Properly understood, judicial review is only a tool that courts use to perform their narrow function:  if a statute is held unconstitutional, the ruling court and the lower courts will thereafter refuse to enforce the statute to resolve a case or controversy brought before them.  This does not obligate the rest of America to agree with the ruling court’s interpretation.  If anything, those who swear an oath to uphold the Constitution have a solemn duty not to treat erroneous judicial pronouncements as the law of the land, for the Constitution is superior to the opinions of a single branch of the federal government (which is the very point that John Marshall was trying to make).  Abraham Lincoln understood this when declaring that the Supreme Court’s opinion in Dred Scott v. Sandford would not be allowed to resolve the explosive question of slavery. 

Before that, Andrew Jackson famously refused to help enforce a controversial opinion by none other than John Marshall concerning the Cherokees in Georgia.  If the author of Marbury v. Madison could not expect everyone to adopt his views, the would-be inheritors of his legacy cannot demand the same from us today.  The notion that a mere five votes out of nine on the Supreme Court may amend a Constitution whose own terms require nationwide supermajorities is ridiculous as well as repugnant.  

 Contrary to all this, the modern Supreme Court presumes that its opinions are indeed superior to the Constitution itself.  Riding a wave of idealism during the civil rights era, the court proclaimed in Cooper v. Aaron that “the interpretation of the Fourteenth Amendment enunciated by this Court in the Brown case is the supreme law of the land.”  (Emphasis added.)  Otherwise stated, if the court declares that down is up, left is right, and black is white, then all of America is obligated to agree. 

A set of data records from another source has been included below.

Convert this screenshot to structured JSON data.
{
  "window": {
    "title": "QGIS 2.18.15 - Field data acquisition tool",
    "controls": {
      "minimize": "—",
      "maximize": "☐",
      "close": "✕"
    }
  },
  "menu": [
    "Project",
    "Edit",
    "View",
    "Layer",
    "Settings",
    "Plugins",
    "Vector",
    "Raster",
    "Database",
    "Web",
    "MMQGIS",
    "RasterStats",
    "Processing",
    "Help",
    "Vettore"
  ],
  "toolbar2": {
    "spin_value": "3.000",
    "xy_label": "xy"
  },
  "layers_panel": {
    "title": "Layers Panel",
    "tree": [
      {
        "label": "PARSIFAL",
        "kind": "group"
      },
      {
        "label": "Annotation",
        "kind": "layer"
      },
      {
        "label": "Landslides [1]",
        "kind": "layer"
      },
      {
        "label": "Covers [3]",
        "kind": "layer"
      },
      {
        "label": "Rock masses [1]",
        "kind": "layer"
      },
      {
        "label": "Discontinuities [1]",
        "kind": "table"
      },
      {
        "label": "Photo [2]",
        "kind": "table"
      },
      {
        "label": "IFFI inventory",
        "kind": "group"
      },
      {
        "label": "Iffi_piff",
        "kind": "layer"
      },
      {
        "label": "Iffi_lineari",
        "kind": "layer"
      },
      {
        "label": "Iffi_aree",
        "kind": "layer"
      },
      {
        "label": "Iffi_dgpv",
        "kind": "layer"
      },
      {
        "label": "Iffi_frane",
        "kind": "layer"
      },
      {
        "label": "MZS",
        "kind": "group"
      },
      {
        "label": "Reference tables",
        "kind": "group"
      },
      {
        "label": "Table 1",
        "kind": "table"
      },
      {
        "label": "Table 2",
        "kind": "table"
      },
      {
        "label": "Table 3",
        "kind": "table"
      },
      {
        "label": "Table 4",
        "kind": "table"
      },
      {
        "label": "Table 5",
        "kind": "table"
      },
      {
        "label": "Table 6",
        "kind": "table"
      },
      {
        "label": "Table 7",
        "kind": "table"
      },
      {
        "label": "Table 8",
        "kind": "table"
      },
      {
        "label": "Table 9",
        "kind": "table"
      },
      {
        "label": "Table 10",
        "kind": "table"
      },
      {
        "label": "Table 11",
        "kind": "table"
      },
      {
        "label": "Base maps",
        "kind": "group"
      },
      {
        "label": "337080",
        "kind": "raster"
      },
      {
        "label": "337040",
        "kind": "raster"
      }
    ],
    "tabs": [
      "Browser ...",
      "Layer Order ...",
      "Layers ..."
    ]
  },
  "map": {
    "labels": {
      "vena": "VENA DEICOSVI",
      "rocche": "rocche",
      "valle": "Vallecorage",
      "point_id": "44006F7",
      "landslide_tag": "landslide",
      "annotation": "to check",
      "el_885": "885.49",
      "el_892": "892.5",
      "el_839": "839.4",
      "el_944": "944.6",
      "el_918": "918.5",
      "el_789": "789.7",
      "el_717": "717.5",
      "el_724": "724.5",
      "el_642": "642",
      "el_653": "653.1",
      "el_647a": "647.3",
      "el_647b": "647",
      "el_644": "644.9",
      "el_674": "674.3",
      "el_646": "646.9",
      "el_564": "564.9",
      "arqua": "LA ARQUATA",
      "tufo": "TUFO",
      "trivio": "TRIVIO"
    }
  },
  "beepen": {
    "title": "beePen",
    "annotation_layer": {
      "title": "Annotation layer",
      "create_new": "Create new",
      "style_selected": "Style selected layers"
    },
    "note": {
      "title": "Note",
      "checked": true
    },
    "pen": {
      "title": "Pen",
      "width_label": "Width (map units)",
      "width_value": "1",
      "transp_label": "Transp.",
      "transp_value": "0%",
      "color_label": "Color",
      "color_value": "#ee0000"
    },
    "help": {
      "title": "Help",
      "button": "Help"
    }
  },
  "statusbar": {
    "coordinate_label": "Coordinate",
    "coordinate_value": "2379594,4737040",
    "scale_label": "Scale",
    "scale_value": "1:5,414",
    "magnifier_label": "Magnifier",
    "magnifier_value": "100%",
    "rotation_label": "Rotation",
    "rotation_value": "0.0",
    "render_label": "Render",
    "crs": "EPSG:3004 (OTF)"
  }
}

This judicial hubris is drilled into law students on a regular basis, many of whom lack intellectual curiosity to begin with and whose professors eschew teaching the Federalist Papers or any other source of true insight into the Constitution’s meaning and purpose.  The end product is a legal and political class that has abdicated its duty to understand, and thereby uphold, the supreme law of the land.

            It amazes me that politicians have not appealed to populist sentiment on an issue as important as this.  Whenever faced with the trite declaration that the Constitution is a “living document” that must change with the times, the slam-dunk response is:  “Yes, and we the people are the ones who have the right to change it, not nine people meeting in secret.”  Judges who presume to know how the Constitution must change, and further presume that they may enact such change without seeking America’s approval, are unfit for office.  But this is par for the course with a federal government that presumes it knows better than we do how to spend our money, educate our children, or generally pursue our happiness.  This will not last because a government that destroys its founding charter also destroys its own legitimacy — if government refuses to obey the law, what reason do we have to obey the government?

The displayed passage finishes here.